Primer Hospital de Sunnydale.
Después del examen, Molly se sentó en una silla esperando los resultados.
Mientras navegaba en su teléfono, una manita le dio unas palmaditas en la pierna.
—Oye, Tía, ¿tú también estás enferma?
El niño tenía un rostro rosado y alegre, sus grandes ojos rodaban como cuentas de ábaco bajo sus gruesas cejas. Aunque parecía tener alrededor de tres o cuatro años, actuaba como un adulto. Su apariencia le parecía algo familiar.
Molly levantó las cejas. No sabía de quién era este niño. Que le llamaran “Tía” era un poco incómodo.
—Deberías llamarme Tía.
—¿Por qué no me dejas llamarte hermana? —El niño sonrió traviesamente—. Las tías en mi casa son tan viejas como tú.
Molly inhaló molesta.
Los niños de hoy podían ser tan irritantes.

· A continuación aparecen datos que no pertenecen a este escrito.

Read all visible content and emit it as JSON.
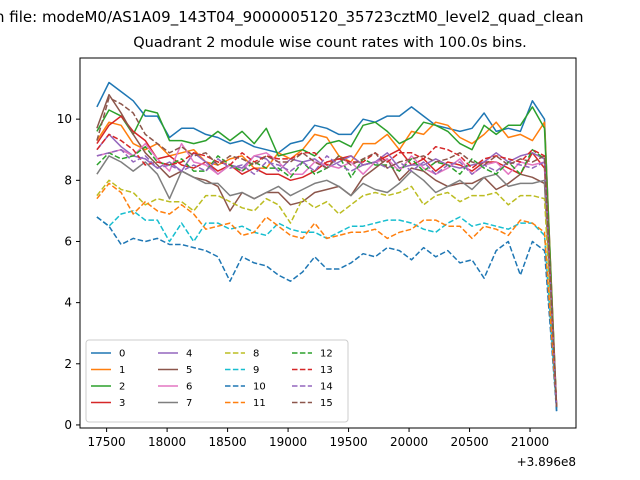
{
  "page_title": "n file: modeM0/AS1A09_143T04_9000005120_35723cztM0_level2_quad_clean",
  "chart_data": {
    "type": "line",
    "title": "Quadrant 2 module wise count rates with 100.0s bins.",
    "xlabel": "",
    "ylabel": "",
    "x_offset_label": "+3.896e8",
    "xlim": [
      17280,
      21380
    ],
    "ylim": [
      -0.1,
      12.0
    ],
    "xticks": [
      17500,
      18000,
      18500,
      19000,
      19500,
      20000,
      20500,
      21000
    ],
    "yticks": [
      0,
      2,
      4,
      6,
      8,
      10
    ],
    "grid": false,
    "legend_placement": "lower-left",
    "legend_ncol": 4,
    "x": [
      17420,
      17520,
      17620,
      17720,
      17820,
      17920,
      18020,
      18120,
      18220,
      18320,
      18420,
      18520,
      18620,
      18720,
      18820,
      18920,
      19020,
      19120,
      19220,
      19320,
      19420,
      19520,
      19620,
      19720,
      19820,
      19920,
      20020,
      20120,
      20220,
      20320,
      20420,
      20520,
      20620,
      20720,
      20820,
      20920,
      21020,
      21120,
      21220
    ],
    "series": [
      {
        "name": "0",
        "color": "#1f77b4",
        "dash": "solid",
        "values": [
          10.4,
          11.2,
          10.9,
          10.6,
          10.1,
          10.1,
          9.4,
          9.7,
          9.7,
          9.5,
          9.4,
          9.2,
          9.3,
          9.1,
          9.0,
          8.9,
          9.2,
          9.3,
          9.8,
          9.7,
          9.5,
          9.5,
          10.0,
          9.9,
          10.1,
          10.1,
          10.4,
          10.1,
          9.8,
          9.7,
          9.6,
          9.7,
          10.2,
          9.6,
          9.7,
          9.6,
          10.6,
          10.0,
          0.45
        ]
      },
      {
        "name": "1",
        "color": "#ff7f0e",
        "dash": "solid",
        "values": [
          9.3,
          9.9,
          9.8,
          9.2,
          9.0,
          9.2,
          8.8,
          8.9,
          9.0,
          8.6,
          8.5,
          8.7,
          8.8,
          8.4,
          8.4,
          8.9,
          8.7,
          9.0,
          9.5,
          9.4,
          8.8,
          8.6,
          9.2,
          9.2,
          9.5,
          9.0,
          9.6,
          9.5,
          9.9,
          9.8,
          9.4,
          9.2,
          9.5,
          9.9,
          9.4,
          9.5,
          9.3,
          9.9,
          0.6
        ]
      },
      {
        "name": "2",
        "color": "#2ca02c",
        "dash": "solid",
        "values": [
          9.6,
          10.3,
          10.1,
          9.5,
          10.3,
          10.2,
          9.3,
          9.3,
          9.2,
          9.3,
          9.6,
          9.3,
          9.6,
          9.2,
          9.7,
          8.8,
          8.9,
          9.0,
          8.8,
          9.2,
          9.3,
          9.1,
          9.8,
          9.9,
          9.6,
          9.2,
          9.4,
          9.9,
          9.8,
          9.6,
          9.2,
          9.0,
          9.8,
          9.5,
          9.8,
          9.8,
          10.4,
          9.7,
          0.6
        ]
      },
      {
        "name": "3",
        "color": "#d62728",
        "dash": "solid",
        "values": [
          9.2,
          9.8,
          10.1,
          9.6,
          9.3,
          8.7,
          8.8,
          8.5,
          8.4,
          8.6,
          8.3,
          8.5,
          8.2,
          8.4,
          8.2,
          8.2,
          8.0,
          8.1,
          8.3,
          8.6,
          8.7,
          8.8,
          8.5,
          8.6,
          8.8,
          9.0,
          8.5,
          8.7,
          8.3,
          8.6,
          8.5,
          8.3,
          8.6,
          8.6,
          8.4,
          8.2,
          8.9,
          8.4,
          0.55
        ]
      },
      {
        "name": "4",
        "color": "#9467bd",
        "dash": "solid",
        "values": [
          9.0,
          9.5,
          9.1,
          8.8,
          8.7,
          8.4,
          8.6,
          8.3,
          8.9,
          8.6,
          8.2,
          8.5,
          8.4,
          8.8,
          8.7,
          8.3,
          8.7,
          8.6,
          8.7,
          8.4,
          8.6,
          8.8,
          8.5,
          8.6,
          8.9,
          8.4,
          8.5,
          8.5,
          8.7,
          8.5,
          8.4,
          8.5,
          8.6,
          8.9,
          8.6,
          8.8,
          8.9,
          8.7,
          0.55
        ]
      },
      {
        "name": "5",
        "color": "#8c564b",
        "dash": "solid",
        "values": [
          9.7,
          10.8,
          10.2,
          9.5,
          8.9,
          8.5,
          8.1,
          8.3,
          8.1,
          8.0,
          7.8,
          7.0,
          7.6,
          7.4,
          7.6,
          7.6,
          7.2,
          7.3,
          7.6,
          7.7,
          7.8,
          7.5,
          8.1,
          8.4,
          8.7,
          8.0,
          8.4,
          8.3,
          8.0,
          7.8,
          7.9,
          7.9,
          8.1,
          7.7,
          7.9,
          8.2,
          8.1,
          7.9,
          0.55
        ]
      },
      {
        "name": "6",
        "color": "#e377c2",
        "dash": "solid",
        "values": [
          8.8,
          8.9,
          9.0,
          8.8,
          9.2,
          8.7,
          8.3,
          9.2,
          8.6,
          8.5,
          8.2,
          8.5,
          8.3,
          8.8,
          8.9,
          8.6,
          8.2,
          8.2,
          8.6,
          8.5,
          8.4,
          8.6,
          8.2,
          8.6,
          8.7,
          8.3,
          8.8,
          8.4,
          8.2,
          8.4,
          8.7,
          8.2,
          8.5,
          8.6,
          8.2,
          8.6,
          8.5,
          8.6,
          0.6
        ]
      },
      {
        "name": "7",
        "color": "#7f7f7f",
        "dash": "solid",
        "values": [
          8.2,
          8.8,
          8.6,
          8.3,
          8.6,
          8.2,
          7.4,
          8.3,
          8.1,
          7.9,
          7.9,
          7.5,
          7.6,
          7.4,
          7.6,
          7.8,
          7.5,
          7.7,
          7.9,
          8.0,
          7.8,
          7.5,
          7.9,
          7.7,
          7.6,
          7.9,
          8.3,
          8.0,
          7.6,
          7.8,
          8.0,
          7.7,
          8.1,
          8.2,
          7.8,
          7.9,
          7.9,
          8.0,
          0.55
        ]
      },
      {
        "name": "8",
        "color": "#bcbd22",
        "dash": "dashed",
        "values": [
          7.5,
          8.0,
          7.7,
          7.6,
          7.2,
          7.4,
          7.3,
          7.3,
          7.0,
          7.5,
          7.5,
          7.3,
          7.1,
          7.0,
          7.4,
          7.2,
          6.6,
          7.4,
          7.1,
          7.3,
          6.9,
          7.2,
          7.5,
          7.6,
          7.5,
          7.6,
          7.8,
          7.2,
          7.5,
          7.6,
          7.3,
          7.5,
          7.5,
          7.6,
          7.2,
          7.5,
          7.5,
          7.4,
          0.55
        ]
      },
      {
        "name": "9",
        "color": "#17becf",
        "dash": "dashed",
        "values": [
          6.8,
          6.5,
          6.9,
          7.0,
          6.7,
          6.7,
          6.0,
          6.6,
          6.0,
          6.6,
          6.6,
          6.4,
          6.5,
          6.3,
          6.2,
          6.6,
          6.4,
          6.3,
          6.3,
          6.1,
          6.3,
          6.5,
          6.5,
          6.6,
          6.7,
          6.7,
          6.6,
          6.4,
          6.3,
          6.6,
          6.8,
          6.5,
          6.6,
          6.5,
          6.4,
          6.6,
          6.6,
          6.2,
          0.5
        ]
      },
      {
        "name": "10",
        "color": "#1f77b4",
        "dash": "dashed",
        "values": [
          6.8,
          6.5,
          5.9,
          6.1,
          6.0,
          6.1,
          5.9,
          5.9,
          5.8,
          5.7,
          5.5,
          4.7,
          5.5,
          5.3,
          5.2,
          4.9,
          4.7,
          5.0,
          5.5,
          5.1,
          5.1,
          5.3,
          5.6,
          5.5,
          5.8,
          5.7,
          5.4,
          5.8,
          5.5,
          5.7,
          5.3,
          5.4,
          4.8,
          5.7,
          6.0,
          4.9,
          6.0,
          5.7,
          0.45
        ]
      },
      {
        "name": "11",
        "color": "#ff7f0e",
        "dash": "dashed",
        "values": [
          7.4,
          7.9,
          7.6,
          6.9,
          7.3,
          7.0,
          6.9,
          7.2,
          6.9,
          6.4,
          6.5,
          6.6,
          6.2,
          6.3,
          6.8,
          6.5,
          6.2,
          6.1,
          6.6,
          6.1,
          6.2,
          6.3,
          6.3,
          6.4,
          6.1,
          6.3,
          6.4,
          6.7,
          6.7,
          6.5,
          6.5,
          6.1,
          6.5,
          6.4,
          6.2,
          6.7,
          6.6,
          6.3,
          0.6
        ]
      },
      {
        "name": "12",
        "color": "#2ca02c",
        "dash": "dashed",
        "values": [
          8.5,
          8.9,
          8.7,
          8.8,
          9.1,
          8.6,
          8.5,
          8.7,
          8.3,
          8.3,
          8.8,
          8.5,
          8.3,
          8.6,
          8.4,
          8.4,
          8.1,
          8.6,
          8.2,
          8.4,
          8.8,
          8.1,
          8.7,
          8.5,
          8.5,
          8.3,
          8.7,
          8.3,
          8.6,
          8.5,
          8.2,
          8.7,
          8.4,
          8.2,
          8.6,
          8.2,
          9.0,
          8.7,
          0.6
        ]
      },
      {
        "name": "13",
        "color": "#d62728",
        "dash": "dashed",
        "values": [
          9.0,
          9.5,
          9.3,
          9.0,
          8.5,
          8.6,
          8.5,
          8.6,
          8.9,
          8.8,
          8.6,
          8.5,
          8.9,
          8.6,
          8.8,
          8.7,
          8.7,
          8.9,
          8.9,
          8.5,
          8.7,
          8.6,
          8.6,
          8.9,
          8.6,
          8.9,
          8.9,
          8.7,
          9.1,
          9.0,
          8.8,
          8.4,
          8.7,
          8.8,
          8.7,
          8.6,
          9.0,
          8.8,
          0.6
        ]
      },
      {
        "name": "14",
        "color": "#9467bd",
        "dash": "dashed",
        "values": [
          8.8,
          8.9,
          9.0,
          8.6,
          8.8,
          8.4,
          8.5,
          8.3,
          8.5,
          8.3,
          8.7,
          8.4,
          8.5,
          8.2,
          8.6,
          8.5,
          8.3,
          8.6,
          8.3,
          8.8,
          8.5,
          8.3,
          8.5,
          8.6,
          8.4,
          8.6,
          8.3,
          8.6,
          8.2,
          8.5,
          8.6,
          8.2,
          8.5,
          8.3,
          8.6,
          8.5,
          8.4,
          8.6,
          0.55
        ]
      },
      {
        "name": "15",
        "color": "#8c564b",
        "dash": "dashed",
        "values": [
          9.3,
          10.7,
          10.5,
          10.2,
          9.5,
          9.2,
          8.9,
          9.1,
          8.8,
          8.9,
          8.5,
          8.8,
          8.7,
          8.5,
          8.8,
          8.6,
          8.6,
          8.9,
          8.6,
          8.4,
          8.8,
          8.5,
          8.7,
          8.9,
          8.4,
          8.6,
          8.7,
          8.8,
          8.6,
          8.7,
          8.9,
          8.6,
          8.5,
          8.8,
          8.5,
          8.7,
          8.6,
          8.8,
          0.6
        ]
      }
    ]
  }
}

—¿Dónde están tus padres? Pregúntales si deberías llamarme ‘Tía’ o ‘Auntie’. Hoy, estaba decidida a enseñarle una lección a este mocoso.
—¿Por qué, vas a chismear? —El niño le lanzó una mirada desafiante—. Mi mamá está ocupada casándose, y mi papá está ocupado casándose con mi mamá. No tienen tiempo. Tía, eres tan mezquina, queriendo decirles a mis padres una cosa tan pequeña.
Una cosa pequeña…
Sí, era una cosa pequeña. Pero ella odiaba a los mocoses más que nada. Si no se les disciplina desde pequeños, se convertirán en una amenaza para la sociedad en el futuro.
Después de escuchar sus palabras, Molly inmediatamente entendió.
Los padres del niño ni siquiera se habían casado todavía, no es de extrañar que tuviera esa actitud.
Se dijo a sí misma que no se enojaría. Justo entonces, escuchó a la enfermera llamándola por su nombre.
Los resultados estaban listos.
Mientras se levantaba nerviosa, el mocoso agarró algo y salió corriendo.
¡Era su certificado de divorcio!
—¡Alto ahí! —Molly estaba tan enojada que lo persiguió.